Connection name | Type | Description |
---|---|---|
api_db |
postgres |
API database |
explorer_db |
postgres |
OpenTrials Explorer database |
warehouse_db |
postgres |
OpenTrials Warehouse database |
datastore_http |
http |
URL of the S3 bucket to use |
datastore_s3 |
s3 |
URL of the S3 bucket to use |
These are variables used by their respective sources' collectors and processors.
For example, HRA_URL
is used by the hra
collector.
In simpler terms, these are generally related to collecting data.

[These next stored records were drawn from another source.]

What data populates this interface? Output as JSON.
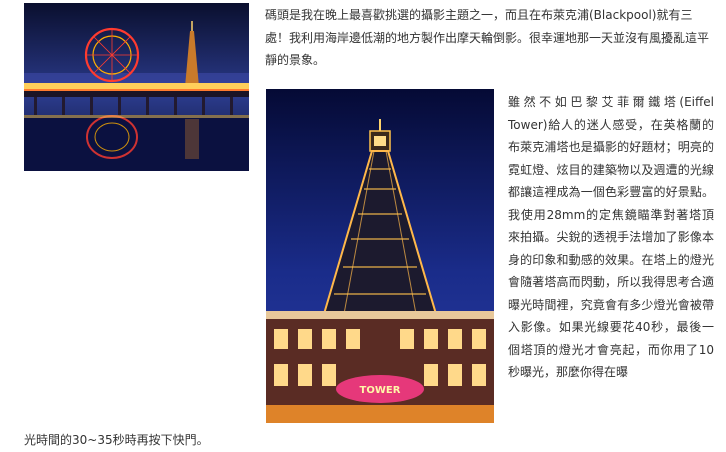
{
  "article": {
    "photo1_alt": "Blackpool pier ferris wheel at night reflected in water",
    "photo2_alt": "Blackpool Tower illuminated at night",
    "paragraph1": "碼頭是我在晚上最喜歡挑選的攝影主題之一，而且在布萊克浦(Blackpool)就有三處！我利用海岸邊低潮的地方製作出摩天輪倒影。很幸運地那一天並沒有風擾亂這平靜的景象。",
    "paragraph2": "雖然不如巴黎艾菲爾鐵塔(Eiffel Tower)給人的迷人感受，在英格蘭的布萊克浦塔也是攝影的好題材；明亮的霓虹燈、炫目的建築物以及週遭的光線都讓這裡成為一個色彩豐富的好景點。我使用28mm的定焦鏡瞄準對著塔頂來拍攝。尖銳的透視手法增加了影像本身的印象和動感的效果。在塔上的燈光會隨著塔高而閃動，所以我得思考合適曝光時間裡，究竟會有多少燈光會被帶入影像。如果光線要花40秒，最後一個塔頂的燈光才會亮起，而你用了10秒曝光，那麼你得在曝",
    "paragraph3": "光時間的30~35秒時再按下快門。",
    "sign_text": "TOWER"
  },
  "colors": {
    "text": "#333333",
    "night_sky_1": "#0a0f2e",
    "night_sky_2": "#2a3a9a",
    "neon_red": "#ff3b2f",
    "lights_gold": "#ffc24a"
  }
}
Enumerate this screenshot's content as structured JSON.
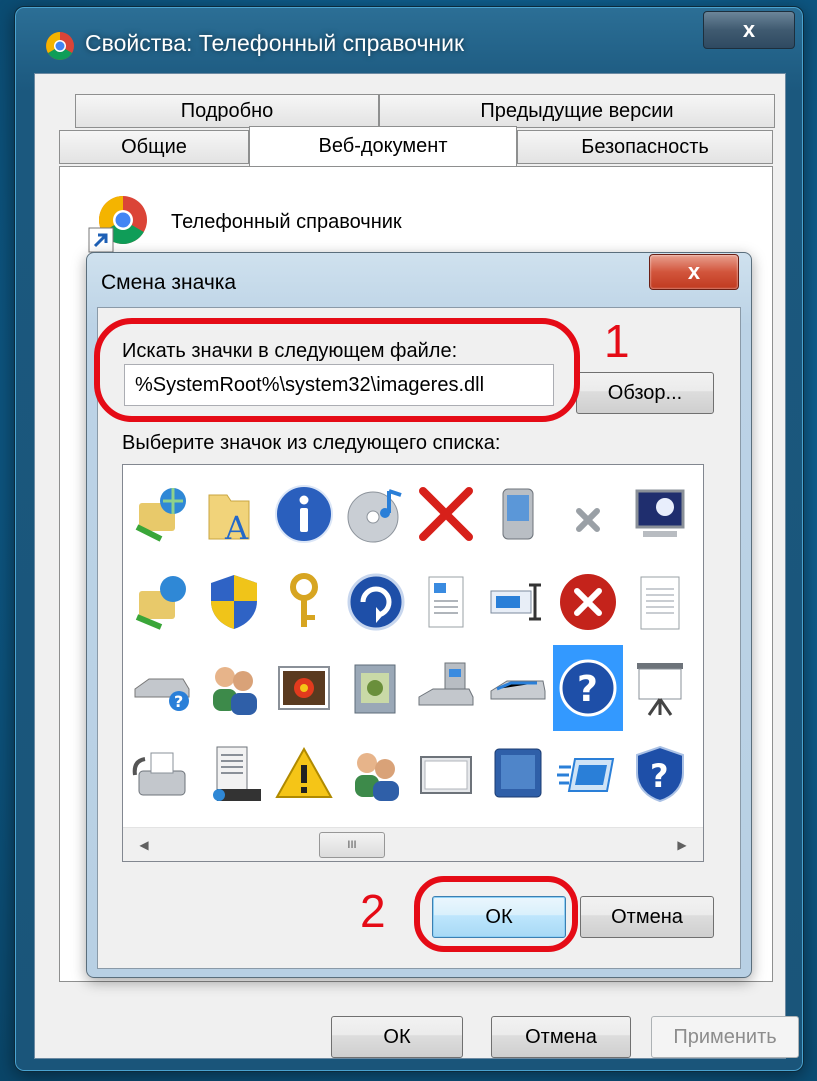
{
  "window": {
    "title": "Свойства: Телефонный справочник",
    "close_label": "x"
  },
  "tabs": {
    "row1": [
      "Подробно",
      "Предыдущие версии"
    ],
    "row2": [
      "Общие",
      "Веб-документ",
      "Безопасность"
    ],
    "active": "Веб-документ"
  },
  "document": {
    "name": "Телефонный справочник"
  },
  "dialog": {
    "title": "Смена значка",
    "close_label": "x",
    "file_label": "Искать значки в следующем файле:",
    "file_value": "%SystemRoot%\\system32\\imageres.dll",
    "browse_label": "Обзор...",
    "list_label": "Выберите значок из следующего списка:",
    "scroll_thumb": "III",
    "ok_label": "ОК",
    "cancel_label": "Отмена"
  },
  "annotations": {
    "first": "1",
    "second": "2"
  },
  "footer": {
    "ok_label": "ОК",
    "cancel_label": "Отмена",
    "apply_label": "Применить"
  },
  "icons": [
    [
      "network-share-icon",
      "folder-font-icon",
      "info-icon",
      "cd-music-icon",
      "red-x-icon",
      "pda-icon",
      "small-x-icon",
      "monitor-icon"
    ],
    [
      "network-folder-icon",
      "shield-icon",
      "key-icon",
      "reload-arrow-icon",
      "document-image-icon",
      "text-cursor-icon",
      "error-icon",
      "blank-document-icon"
    ],
    [
      "drive-question-icon",
      "users-icon",
      "flower-picture-icon",
      "media-box-icon",
      "server-drive-icon",
      "scanner-icon",
      "help-question-icon",
      "projector-screen-icon"
    ],
    [
      "fax-icon",
      "server-tower-icon",
      "warning-icon",
      "users-group-icon",
      "window-frame-icon",
      "tablet-icon",
      "fast-window-icon",
      "shield-question-icon"
    ]
  ],
  "selected_icon": "help-question-icon",
  "colors": {
    "annotation": "#e50b16",
    "selection": "#3399ff",
    "desktop": "#0f5f8f"
  }
}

Variable name | Description |
---|---|
DOWNLOAD_DELAY |
Requests rate limit for scraping |
COCHRANE_ARCHIVE_URL |
Location of the Cochrane data archive |
HRA_ENV |
HRA environment (e.g. production ) |
HRA_PASS |
HRA password |
HRA_URL |
HRA URL |
HRA_USER |
HRA user name |
ICTRP_PASS |
ICTRP password |
ICTRP_USER |
ICTRP user name |
These variables are used for defining general system settings or running data processing tasks.
Variable name | Description |
---|---|
DOCKER_API_VERSION |
Docker API version to use (for compatibility with older runtimes) |
ENV |
Python environment to be used |
DOCUMENTCLOUD_PASSWORD |
DocumentCloud password |
DOCUMENTCLOUD_PROJECT |
DocumentCloud project identifier |
DOCUMENTCLOUD_USERNAME |
DocumentCloud user name |
AWS_ACCESS_KEY_ID |
AWS access key ID |
AWS_SECRET_ACCESS_KEY |
AWS access key |
AWS_S3_BUCKET |
S3 bucket |
AWS_S3_REGION |
S3 region |
AWS_S3_CUSTOM_DOMAIN |
S3 custom domain to use when creating public URLs for stored files |
The variables here relate to logging and error monitoring features of (some of) the DAGs.
Variable name | Description |
---|---|
LOGGING_URL |
Papertrail endpoint for logging |
COLLECTOR_SENTRY_DSN |
Sentry endpoint for Collectors |
PROCESSOR_SENTRY_DSN |
Sentry endpoint for Processors |